ByteDance, parent company of TikTok, confirms its employees spied on four journalists

The Employees have been dismissed and the Chinese company has eliminated the data access department in the US.

ByteDance, the Chinese parent company of TikTok, confirmed that an internal investigation found that some employees of the social network "improperly accessed" the private data of U.S. users, according to internal emails published by The New York Times.

A ByteDance team charged with monitoring employee conduct revealed that workers accessed the IP addresses and other data of four journalists and a group of people associated with them through their TikTok accounts, information that had previously been published by media outlet Forbes, last October.

Improper access to data

The employees were part of a TikTok monitoring program and were investigating four journalists - three from Forbes and one from the Financial Times.

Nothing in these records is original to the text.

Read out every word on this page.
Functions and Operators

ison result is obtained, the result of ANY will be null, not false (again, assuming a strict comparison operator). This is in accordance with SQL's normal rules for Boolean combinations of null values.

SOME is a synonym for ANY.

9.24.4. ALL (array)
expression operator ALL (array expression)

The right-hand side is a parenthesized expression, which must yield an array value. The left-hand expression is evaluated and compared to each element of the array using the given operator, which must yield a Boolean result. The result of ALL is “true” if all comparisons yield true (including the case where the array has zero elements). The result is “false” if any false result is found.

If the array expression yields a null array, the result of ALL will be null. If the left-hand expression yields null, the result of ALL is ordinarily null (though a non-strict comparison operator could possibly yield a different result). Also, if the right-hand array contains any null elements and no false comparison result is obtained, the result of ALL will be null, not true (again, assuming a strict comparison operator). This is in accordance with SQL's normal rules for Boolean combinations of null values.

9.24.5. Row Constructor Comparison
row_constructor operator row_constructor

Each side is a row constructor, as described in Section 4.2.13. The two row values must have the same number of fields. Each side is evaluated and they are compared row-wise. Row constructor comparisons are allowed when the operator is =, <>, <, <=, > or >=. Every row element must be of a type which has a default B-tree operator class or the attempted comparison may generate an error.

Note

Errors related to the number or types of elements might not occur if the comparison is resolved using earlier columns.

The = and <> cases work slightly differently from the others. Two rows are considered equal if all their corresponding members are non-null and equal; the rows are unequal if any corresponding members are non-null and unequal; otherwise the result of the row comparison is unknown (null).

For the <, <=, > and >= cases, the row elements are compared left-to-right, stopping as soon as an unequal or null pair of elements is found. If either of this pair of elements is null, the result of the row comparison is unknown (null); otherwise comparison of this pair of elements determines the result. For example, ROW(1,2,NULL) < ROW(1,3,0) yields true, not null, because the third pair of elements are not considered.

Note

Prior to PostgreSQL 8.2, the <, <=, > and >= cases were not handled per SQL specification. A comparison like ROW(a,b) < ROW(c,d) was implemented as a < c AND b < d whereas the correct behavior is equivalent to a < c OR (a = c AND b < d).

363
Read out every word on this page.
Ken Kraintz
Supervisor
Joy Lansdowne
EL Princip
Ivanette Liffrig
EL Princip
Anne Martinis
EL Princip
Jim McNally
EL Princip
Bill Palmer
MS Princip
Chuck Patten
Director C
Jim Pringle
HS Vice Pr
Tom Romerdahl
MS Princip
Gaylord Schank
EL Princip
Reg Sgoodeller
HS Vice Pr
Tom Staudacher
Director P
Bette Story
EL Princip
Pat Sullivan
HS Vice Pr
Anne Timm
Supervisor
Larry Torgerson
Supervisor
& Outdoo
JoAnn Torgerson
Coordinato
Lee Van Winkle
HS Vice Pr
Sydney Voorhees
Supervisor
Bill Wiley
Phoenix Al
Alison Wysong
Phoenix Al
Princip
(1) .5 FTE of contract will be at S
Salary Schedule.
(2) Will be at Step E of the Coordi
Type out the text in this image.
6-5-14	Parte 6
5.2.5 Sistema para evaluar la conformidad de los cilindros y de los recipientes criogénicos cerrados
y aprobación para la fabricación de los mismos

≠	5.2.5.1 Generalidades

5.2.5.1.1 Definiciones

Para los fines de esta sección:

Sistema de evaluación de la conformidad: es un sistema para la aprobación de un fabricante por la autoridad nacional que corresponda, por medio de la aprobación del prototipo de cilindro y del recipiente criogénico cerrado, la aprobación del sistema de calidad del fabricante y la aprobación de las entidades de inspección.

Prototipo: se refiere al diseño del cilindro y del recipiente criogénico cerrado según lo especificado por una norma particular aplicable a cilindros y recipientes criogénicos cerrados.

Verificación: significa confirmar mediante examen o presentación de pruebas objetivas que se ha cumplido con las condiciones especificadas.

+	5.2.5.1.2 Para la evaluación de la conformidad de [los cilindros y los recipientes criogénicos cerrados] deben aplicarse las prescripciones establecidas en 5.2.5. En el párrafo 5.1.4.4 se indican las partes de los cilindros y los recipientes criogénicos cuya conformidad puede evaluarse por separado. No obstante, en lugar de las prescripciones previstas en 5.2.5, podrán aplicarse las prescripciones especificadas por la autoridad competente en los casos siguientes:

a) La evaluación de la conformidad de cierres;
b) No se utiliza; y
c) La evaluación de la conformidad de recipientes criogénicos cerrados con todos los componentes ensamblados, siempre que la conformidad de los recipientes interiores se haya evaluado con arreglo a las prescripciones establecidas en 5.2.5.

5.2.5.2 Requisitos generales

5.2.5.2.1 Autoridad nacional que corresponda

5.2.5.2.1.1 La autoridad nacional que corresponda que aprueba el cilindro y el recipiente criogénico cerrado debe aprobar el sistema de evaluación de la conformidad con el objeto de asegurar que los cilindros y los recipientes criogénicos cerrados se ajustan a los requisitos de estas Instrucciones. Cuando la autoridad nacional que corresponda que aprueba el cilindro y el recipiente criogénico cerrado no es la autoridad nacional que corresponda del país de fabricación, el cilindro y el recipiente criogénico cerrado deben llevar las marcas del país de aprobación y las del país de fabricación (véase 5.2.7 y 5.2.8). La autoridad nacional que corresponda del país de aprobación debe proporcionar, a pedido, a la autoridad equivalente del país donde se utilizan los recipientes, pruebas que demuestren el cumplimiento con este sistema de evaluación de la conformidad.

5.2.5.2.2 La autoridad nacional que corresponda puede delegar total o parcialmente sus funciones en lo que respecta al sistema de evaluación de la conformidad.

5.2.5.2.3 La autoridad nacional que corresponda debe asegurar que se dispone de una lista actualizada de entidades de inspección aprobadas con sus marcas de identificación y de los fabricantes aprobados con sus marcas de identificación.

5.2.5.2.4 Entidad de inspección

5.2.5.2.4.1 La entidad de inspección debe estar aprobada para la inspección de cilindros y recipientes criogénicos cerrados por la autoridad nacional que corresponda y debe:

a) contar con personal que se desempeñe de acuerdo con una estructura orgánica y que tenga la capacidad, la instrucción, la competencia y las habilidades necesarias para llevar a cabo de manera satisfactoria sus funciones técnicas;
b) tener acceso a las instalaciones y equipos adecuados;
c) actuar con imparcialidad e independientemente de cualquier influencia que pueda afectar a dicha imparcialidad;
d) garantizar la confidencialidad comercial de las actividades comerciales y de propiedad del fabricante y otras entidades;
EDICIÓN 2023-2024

The company justified the breach of privacy in order to find "alleged leaks of internal conversations and business documents to journalists." And he said they were allegedly "trying to determine if these people were in close proximity to ByteDance employees." Although the attempt to find the source of the leaks failed, the workers gained access to users' data, which is a breach of security and privacy of their data.

Employees laid off and TikTok banned

ByteDance's four employees - two of whom were based in the United States and the other two in China - were dismissed, and the internal audit and risk team has been restructured. In addition, access to U.S. user data was removed from the department.

ByteDance CEO Liang Rubo said in an email to the NYT that he was "deeply disappointed" by the findings:

The public trust that we have invested enormous effort in building will be significantly undermined by the misconduct of a few individuals.

The Hill expressed how these findings "confirm existing concerns about Chinese-owned ByteDance's employees' access to the private data of U.S. citizens," and asserts that "China's Communist government exercises tight control over companies and business."

Several states have recently banned the use of TikTok on government devices, and Congress' $1.7 trillion spending package includes a federal ban of the social network on government phones.